Сказки дядюшки Дискорда
Слепцы
Предупреждение: данный рассказ принадлежит к жанру тёмного ангста
Над городом плыл кровавый туман последней зари.
Какая-то тусклая обречённость витала в воздухе. Её чувствовали все жители города, попрятавшиеся по своим норам, квартирам, домам, коттеджам и дворцам, или же напротив, вышедшие бесноваться на улицу.
Её чувствовали все до единого, и это было очень странно, потому что эта заря, необычайно терпкая и алая, словно разлитое красное вино, была последней не для всех, а лишь для одного-единственного пони.

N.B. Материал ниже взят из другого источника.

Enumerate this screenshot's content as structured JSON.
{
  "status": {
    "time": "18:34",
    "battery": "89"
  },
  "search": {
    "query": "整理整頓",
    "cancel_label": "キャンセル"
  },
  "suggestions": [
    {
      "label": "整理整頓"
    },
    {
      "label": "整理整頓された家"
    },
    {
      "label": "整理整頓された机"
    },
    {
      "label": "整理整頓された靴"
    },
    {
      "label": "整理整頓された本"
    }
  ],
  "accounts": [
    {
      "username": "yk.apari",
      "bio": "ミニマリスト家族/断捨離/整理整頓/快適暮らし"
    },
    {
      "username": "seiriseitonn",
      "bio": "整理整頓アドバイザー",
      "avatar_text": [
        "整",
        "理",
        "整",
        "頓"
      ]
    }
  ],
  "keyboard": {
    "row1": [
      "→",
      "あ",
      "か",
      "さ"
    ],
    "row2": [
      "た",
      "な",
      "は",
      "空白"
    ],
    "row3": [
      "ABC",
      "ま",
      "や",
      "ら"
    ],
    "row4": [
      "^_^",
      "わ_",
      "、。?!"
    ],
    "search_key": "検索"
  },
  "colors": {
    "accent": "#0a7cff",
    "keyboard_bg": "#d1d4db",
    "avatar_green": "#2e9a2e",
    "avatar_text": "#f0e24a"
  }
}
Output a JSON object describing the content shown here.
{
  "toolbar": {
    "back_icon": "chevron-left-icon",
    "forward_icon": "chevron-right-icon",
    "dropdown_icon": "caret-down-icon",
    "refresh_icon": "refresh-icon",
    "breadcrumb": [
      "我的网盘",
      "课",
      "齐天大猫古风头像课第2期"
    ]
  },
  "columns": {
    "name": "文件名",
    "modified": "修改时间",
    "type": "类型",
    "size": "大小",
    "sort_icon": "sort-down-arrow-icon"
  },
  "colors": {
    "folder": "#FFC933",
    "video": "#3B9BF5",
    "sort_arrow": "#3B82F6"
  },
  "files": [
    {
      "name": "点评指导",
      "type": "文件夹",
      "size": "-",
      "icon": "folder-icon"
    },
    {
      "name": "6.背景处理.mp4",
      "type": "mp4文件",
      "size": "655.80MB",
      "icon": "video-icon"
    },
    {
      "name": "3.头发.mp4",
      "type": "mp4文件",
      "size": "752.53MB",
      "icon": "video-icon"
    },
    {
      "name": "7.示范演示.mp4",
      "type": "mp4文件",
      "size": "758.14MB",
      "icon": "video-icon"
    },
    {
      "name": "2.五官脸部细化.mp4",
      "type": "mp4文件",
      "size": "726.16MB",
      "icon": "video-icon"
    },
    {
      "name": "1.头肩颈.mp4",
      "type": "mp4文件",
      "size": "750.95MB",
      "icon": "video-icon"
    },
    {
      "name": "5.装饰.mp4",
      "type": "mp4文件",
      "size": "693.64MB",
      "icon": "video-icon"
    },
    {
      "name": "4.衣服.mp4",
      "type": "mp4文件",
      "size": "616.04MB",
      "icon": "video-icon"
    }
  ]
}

Слепой Убийца стоял перед колодой Старого Палача, и слушал… Он слушал городскую площадь, на которой, по указу Короля, его собирались сегодня казнить. Он отчаянно вслушивался, но никак не мог уловить ни одного поняшьего слова.
Как Убийца ни старался, он слышал лишь бессвязные крики.
Собравшаяся перед эшафотом Толпа бесилась, орала как обиженный ребёнок и плевалась ядовитой слюной, словно бешеный, лишившийся разума зверь, которым она по сути и являлась.
Под тяжестью шести пар копыт скрипел и прогибался эшафот: его основу составляли старые, а то и вовсе полугнилые доски. Треснуть и окончательно сломаться, развалившись на мелкие обломки и сухую труху, ему мешало лишь то, что он был сбит необычайно умелым и опытным копытом.
Казни на этой площади проводились часто.
Властно поднятое копыто Честолюбивого Глашатая заставляет Толпу на время замолчать. Над притихшей площадью разносится шелест разворачиваемого свитка. Небольшая пауза, и вот, хорошо поставленный, но слегка дрожащий от возбуждения голос доносит до простых пони, пегасов и единорогов монаршую волю:
‒ «Мы, наше Светлейшее Высочество, Великий Король Восточной Державы, своим гением мысли и высочайшим указом, повелеваем: за многочисленные преступления против короны и простого народа ‒ казнить Слепого Убийцу через отрубание головы!»
Лёгкое беспокойство касается Глашатая ‒ он оглядывается и видит, что и Убийца, не имеющий глаз, и Палач, с глазами, прикрытыми колпаком, смотрят на него с какой-то одинаковой иронией.
Старому Палачу было забавно наблюдать за тем, как пыжится, как строит из себя невесть что Честолюбивый Глашатай. Он ещё очень молод, этот белоснежный единорог, как и те, кто был до него. Поначалу они все смотрят на Палача свысока ‒ ведь он же просто мясник, не обладающий никаким чином, и выполняющий грязную работу, а они проводники королевской мысли, вершащей чужие судьбы!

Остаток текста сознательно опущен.